En esta historia ellos son los personajes secundarios, los que apenas hablan ni se encuentran, los que incluso, como en el caso del marido de Ane, son los verdaderamente mustios de la función. Quizás podríamos pensar que, una vez más, son ellos los que parecen condicionar las acciones y pesares de ellas –de la esposa, de la “enamorada”, de la madre-, pero creo que en Loreak la historia supera ese condicionante tan patriarcal.
Evidentemente estamos ante mujeres angustiadas, faltas de brío, enormemente determinadas por sus relaciones de pareja, sus contextos familiares o su propio ámbito laboral, pero también es cierto que la sensación con la que acabo la película es que ellas acaban superando una determinada etapa que las tenía absolutamente frenadas. Ane reconoce que ha conseguido olvidar, Tere está en manos de la enfermedad que no entiende de tiempos, Lourdes ha sido capaz al fin de situar en el justo lugar de la memoria al hombre al que no sabemos si amó o no. Su gesto final es para mí un gesto de inicio. De un nuevo rumbo. Las flores sirven también en este caso para sellar el comienzo de otra etapa vital. Recordemos que ella también en un momento de la película se deshace, salvajemente, de las plantas que cuidaba su pareja.
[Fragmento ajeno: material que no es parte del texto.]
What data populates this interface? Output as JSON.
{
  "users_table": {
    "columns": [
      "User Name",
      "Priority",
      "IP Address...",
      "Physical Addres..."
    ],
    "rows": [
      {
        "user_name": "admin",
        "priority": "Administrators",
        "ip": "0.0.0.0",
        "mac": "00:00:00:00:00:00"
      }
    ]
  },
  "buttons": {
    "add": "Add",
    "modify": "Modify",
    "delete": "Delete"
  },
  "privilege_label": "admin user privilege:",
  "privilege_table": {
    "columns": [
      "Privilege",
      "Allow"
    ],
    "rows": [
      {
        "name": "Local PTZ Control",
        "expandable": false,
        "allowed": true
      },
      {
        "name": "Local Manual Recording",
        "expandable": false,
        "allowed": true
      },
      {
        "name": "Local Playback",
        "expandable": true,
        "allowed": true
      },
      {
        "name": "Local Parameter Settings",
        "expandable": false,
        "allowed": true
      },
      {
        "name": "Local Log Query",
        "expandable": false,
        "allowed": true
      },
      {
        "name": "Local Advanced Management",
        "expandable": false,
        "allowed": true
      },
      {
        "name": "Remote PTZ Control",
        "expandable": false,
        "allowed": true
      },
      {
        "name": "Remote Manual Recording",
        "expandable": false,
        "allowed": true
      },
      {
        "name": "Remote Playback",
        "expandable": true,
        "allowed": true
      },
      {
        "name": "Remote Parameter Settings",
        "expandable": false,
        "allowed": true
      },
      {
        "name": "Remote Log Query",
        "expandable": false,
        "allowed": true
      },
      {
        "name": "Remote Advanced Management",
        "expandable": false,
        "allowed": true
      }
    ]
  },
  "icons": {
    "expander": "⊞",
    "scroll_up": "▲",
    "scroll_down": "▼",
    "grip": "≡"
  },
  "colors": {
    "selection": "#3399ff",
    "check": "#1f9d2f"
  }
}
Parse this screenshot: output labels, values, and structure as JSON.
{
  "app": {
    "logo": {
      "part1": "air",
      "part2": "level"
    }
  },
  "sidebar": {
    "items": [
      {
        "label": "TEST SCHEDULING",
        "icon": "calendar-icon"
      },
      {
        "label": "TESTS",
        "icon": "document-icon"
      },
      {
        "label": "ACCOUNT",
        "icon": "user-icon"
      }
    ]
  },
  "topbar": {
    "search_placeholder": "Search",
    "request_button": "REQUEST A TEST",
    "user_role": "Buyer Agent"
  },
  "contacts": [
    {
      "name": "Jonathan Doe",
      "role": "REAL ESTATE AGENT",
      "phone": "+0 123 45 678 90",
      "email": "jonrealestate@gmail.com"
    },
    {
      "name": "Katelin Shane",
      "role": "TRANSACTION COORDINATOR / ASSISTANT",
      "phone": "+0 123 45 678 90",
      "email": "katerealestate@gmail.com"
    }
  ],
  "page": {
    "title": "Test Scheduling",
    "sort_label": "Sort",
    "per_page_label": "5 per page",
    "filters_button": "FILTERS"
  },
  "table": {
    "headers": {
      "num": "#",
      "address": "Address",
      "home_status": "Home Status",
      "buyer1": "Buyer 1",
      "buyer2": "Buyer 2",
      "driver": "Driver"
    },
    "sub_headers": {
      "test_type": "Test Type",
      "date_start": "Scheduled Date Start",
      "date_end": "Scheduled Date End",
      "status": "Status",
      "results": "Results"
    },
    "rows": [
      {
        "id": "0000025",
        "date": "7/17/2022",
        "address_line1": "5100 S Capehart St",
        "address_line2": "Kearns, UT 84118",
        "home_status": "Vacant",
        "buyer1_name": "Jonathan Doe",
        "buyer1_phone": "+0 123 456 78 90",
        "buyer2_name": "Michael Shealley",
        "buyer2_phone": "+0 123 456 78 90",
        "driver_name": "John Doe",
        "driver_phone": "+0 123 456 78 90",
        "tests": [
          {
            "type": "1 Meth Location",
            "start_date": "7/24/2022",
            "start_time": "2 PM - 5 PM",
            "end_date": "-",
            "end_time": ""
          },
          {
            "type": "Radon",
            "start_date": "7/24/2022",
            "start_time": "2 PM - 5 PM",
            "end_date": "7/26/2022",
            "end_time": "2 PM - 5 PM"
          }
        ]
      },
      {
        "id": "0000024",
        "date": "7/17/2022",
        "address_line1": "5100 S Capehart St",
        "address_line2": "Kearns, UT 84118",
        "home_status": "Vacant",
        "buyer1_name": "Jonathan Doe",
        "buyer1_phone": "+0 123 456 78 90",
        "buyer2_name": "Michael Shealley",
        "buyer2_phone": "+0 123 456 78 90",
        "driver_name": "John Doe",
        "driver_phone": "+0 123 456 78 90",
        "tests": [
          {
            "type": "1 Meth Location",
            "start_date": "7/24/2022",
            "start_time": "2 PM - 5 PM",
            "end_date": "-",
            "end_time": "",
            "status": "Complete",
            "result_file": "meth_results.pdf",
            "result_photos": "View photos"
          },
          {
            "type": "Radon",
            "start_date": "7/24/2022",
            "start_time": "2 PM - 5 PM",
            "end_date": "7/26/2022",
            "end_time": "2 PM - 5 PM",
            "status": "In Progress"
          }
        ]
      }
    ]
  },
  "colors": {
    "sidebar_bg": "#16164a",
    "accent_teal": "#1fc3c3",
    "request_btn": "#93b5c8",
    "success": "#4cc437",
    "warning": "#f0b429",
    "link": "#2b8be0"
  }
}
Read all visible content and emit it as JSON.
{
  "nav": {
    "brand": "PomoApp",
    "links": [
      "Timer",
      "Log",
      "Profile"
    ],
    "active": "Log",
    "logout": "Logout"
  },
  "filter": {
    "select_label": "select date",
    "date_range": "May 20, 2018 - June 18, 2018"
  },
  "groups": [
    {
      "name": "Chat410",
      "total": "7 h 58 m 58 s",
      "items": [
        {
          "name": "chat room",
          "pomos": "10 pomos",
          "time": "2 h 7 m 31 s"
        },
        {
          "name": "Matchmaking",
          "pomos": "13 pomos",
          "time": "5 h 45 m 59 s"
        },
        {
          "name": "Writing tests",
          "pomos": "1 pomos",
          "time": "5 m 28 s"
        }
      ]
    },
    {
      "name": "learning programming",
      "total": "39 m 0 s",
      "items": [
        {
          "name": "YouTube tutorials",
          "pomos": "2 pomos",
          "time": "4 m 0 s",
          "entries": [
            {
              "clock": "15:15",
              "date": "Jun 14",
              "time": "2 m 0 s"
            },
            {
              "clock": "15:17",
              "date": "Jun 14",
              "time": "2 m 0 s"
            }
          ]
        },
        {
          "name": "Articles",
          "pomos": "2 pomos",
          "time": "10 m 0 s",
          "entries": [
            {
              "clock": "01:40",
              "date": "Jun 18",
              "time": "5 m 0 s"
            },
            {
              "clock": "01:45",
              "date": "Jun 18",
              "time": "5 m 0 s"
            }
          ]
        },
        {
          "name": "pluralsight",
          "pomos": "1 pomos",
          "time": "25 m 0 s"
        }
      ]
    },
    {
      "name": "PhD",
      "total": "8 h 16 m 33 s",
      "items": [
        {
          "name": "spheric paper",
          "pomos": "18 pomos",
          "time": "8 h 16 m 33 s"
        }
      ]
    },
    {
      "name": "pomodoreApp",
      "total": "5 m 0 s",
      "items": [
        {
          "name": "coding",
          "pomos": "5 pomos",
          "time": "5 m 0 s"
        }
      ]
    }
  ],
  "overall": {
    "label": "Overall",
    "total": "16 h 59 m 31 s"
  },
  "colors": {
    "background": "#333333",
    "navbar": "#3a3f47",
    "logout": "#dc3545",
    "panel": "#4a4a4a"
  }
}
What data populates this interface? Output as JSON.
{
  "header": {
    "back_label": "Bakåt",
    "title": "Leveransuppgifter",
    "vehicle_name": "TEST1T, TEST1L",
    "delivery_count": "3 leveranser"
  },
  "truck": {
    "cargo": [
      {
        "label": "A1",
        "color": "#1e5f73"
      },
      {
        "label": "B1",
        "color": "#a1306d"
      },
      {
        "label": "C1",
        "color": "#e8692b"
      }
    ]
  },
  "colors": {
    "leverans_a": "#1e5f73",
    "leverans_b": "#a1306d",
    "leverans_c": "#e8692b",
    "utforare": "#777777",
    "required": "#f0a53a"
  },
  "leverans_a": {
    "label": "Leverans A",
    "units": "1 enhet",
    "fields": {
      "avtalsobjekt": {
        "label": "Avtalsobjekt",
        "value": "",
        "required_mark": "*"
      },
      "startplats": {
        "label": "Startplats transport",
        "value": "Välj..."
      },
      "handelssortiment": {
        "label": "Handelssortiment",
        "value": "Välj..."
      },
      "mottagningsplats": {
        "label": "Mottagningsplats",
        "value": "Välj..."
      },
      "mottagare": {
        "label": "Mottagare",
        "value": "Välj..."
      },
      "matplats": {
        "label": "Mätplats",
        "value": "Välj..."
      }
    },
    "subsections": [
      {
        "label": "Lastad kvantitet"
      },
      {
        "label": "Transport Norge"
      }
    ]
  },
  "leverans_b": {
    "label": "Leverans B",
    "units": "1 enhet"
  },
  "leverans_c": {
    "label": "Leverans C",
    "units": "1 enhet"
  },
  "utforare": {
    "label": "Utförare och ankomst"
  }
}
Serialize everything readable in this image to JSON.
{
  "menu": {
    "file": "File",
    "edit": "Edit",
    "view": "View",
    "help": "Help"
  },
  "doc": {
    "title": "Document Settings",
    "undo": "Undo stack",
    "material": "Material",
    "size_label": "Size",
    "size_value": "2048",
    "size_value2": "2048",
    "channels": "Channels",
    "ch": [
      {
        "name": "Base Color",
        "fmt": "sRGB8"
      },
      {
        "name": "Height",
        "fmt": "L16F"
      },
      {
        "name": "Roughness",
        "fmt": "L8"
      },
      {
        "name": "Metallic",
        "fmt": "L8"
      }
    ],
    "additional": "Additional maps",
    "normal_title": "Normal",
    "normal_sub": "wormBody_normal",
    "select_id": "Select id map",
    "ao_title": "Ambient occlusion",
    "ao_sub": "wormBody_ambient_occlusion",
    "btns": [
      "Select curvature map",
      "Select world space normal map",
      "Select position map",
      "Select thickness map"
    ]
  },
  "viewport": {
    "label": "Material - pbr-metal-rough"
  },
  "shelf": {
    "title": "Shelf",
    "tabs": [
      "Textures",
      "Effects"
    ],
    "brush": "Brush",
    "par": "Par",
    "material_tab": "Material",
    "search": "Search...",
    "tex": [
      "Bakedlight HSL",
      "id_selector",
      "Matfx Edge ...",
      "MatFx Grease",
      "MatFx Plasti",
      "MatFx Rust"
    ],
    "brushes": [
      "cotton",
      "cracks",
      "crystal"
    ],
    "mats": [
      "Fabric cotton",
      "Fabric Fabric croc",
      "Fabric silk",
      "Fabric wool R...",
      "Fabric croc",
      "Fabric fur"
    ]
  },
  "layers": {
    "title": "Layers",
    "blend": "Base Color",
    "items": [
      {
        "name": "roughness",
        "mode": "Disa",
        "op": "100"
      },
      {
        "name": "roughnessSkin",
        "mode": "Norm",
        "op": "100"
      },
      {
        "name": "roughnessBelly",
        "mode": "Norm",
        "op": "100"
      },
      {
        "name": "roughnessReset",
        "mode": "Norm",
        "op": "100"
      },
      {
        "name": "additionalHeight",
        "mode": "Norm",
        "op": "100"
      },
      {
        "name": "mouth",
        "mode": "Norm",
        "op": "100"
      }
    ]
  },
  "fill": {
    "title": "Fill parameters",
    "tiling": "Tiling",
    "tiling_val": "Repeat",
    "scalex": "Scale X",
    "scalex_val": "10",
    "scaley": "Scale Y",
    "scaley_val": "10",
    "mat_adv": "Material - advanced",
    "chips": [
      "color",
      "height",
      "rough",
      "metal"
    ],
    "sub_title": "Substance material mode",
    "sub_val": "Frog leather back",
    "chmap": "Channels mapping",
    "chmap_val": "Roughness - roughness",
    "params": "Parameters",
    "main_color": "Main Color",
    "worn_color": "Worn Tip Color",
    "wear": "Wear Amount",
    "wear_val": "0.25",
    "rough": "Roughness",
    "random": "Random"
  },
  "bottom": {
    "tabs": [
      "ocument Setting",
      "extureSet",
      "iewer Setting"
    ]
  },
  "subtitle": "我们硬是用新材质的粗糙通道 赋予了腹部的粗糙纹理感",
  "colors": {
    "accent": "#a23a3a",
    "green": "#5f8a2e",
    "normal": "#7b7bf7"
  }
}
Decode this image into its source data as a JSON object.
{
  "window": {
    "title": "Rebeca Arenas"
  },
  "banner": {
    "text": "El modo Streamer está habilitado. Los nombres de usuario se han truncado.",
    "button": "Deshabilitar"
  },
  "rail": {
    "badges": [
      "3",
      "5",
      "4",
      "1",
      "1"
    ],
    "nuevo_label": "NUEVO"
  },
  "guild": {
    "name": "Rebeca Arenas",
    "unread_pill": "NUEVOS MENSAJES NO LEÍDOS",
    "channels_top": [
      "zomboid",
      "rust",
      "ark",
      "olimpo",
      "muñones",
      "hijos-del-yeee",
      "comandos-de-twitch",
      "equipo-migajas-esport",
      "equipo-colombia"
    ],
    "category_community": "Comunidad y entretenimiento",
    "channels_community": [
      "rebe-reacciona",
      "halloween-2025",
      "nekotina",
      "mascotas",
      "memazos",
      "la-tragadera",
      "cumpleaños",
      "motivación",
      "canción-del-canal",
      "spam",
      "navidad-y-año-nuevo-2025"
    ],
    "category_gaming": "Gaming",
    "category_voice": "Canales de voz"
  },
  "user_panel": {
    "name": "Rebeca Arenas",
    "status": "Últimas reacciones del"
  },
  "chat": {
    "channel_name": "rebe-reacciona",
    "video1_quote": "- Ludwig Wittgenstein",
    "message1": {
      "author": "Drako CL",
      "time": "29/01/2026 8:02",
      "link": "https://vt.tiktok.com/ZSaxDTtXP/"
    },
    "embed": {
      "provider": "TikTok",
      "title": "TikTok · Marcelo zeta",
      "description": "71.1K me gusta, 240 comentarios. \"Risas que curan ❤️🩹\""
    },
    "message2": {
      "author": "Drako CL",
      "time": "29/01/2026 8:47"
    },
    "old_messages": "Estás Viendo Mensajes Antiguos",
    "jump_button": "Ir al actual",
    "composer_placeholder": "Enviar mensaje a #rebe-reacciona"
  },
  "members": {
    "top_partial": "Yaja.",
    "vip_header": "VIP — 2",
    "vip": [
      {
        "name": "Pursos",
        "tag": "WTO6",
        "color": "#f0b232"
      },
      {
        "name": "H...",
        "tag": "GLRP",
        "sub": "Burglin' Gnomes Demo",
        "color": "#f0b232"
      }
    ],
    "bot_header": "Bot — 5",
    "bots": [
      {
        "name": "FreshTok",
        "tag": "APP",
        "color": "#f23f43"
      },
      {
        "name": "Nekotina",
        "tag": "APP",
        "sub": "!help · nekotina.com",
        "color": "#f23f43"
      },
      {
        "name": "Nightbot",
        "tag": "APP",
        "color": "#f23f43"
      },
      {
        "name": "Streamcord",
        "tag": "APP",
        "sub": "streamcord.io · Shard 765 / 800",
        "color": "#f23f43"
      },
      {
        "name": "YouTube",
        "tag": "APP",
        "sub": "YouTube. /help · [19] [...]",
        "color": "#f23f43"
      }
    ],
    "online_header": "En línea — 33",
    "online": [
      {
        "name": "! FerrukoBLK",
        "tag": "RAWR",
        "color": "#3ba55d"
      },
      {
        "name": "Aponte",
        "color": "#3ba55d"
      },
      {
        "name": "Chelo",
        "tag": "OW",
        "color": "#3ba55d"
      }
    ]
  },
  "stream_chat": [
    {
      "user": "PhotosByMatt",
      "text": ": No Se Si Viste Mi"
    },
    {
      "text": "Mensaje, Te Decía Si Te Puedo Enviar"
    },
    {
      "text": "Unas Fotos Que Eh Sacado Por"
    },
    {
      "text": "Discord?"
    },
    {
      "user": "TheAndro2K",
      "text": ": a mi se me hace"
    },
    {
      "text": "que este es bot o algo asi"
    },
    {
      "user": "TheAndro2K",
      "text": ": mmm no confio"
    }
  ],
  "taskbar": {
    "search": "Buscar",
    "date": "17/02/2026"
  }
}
No sé si Loreak tendrá muchas oportunidades en la selva de Hollywood. Sí que la tengo presente como la película española que más emocionó en el pasado año. Frente a títulos como Magical Girl, El niño o La isla mínima, en las que volvían a contarnos historias de hombres en las que ellas eran apenas marionetas o coadyuvantes necesarios, la película vasca me reconcilió con otra mirada que tiene que ver con ese universo femenino que, entiendo, debería universalizarse para que todas y todos fuésemos mejores seres humanos.
Loreak es, además de una obra bellísima, una celebración de los vínculos emocionales, de la fragilidad que nos hace tan hermosamente dependientes de los otros, de la necesaria autonomía que solo puede ser finalmente relacional. Y es una auténtica maravilla que sean tres voces de mujeres las que nos pongan de relieve esos valores. Tres voces que nos vuelven a demostrar que ellas continúan siendo en gran medida las princesas maltratadas del cuento y que nuestro mundo no será mejor mientras que nosotros sigamos comportándonos como lo hacen los tíos de la película.
Solo mediante esa revolución masculina haremos posible que las mujeres dejen ser los personajes mustios de las películas o que su rol sea muy distinto al de una Mrs. Dalloway que compra flores para una fiesta. Por eso me gustaría pensar que Ane ha finalmente entendido que, además de que es bello que a uno le regalen flores, más bello es aún que seamos libre para decidir cuándo y a quién las regalamos nosotros, al igual que Lourdes ha aprendido que solo ella es la que debe tomar las riendas de su vida. Aunque eso implique colocar los recuerdos en su justo lugar y superar la concepción romántica del amor. Solo así no tendrán que esperar, como Tere, a que una enfermedad sea finalmente la que les permita superar su papel de eternas cuidadoras y la que, en un juego perverso, confirme su dependencia de los demás.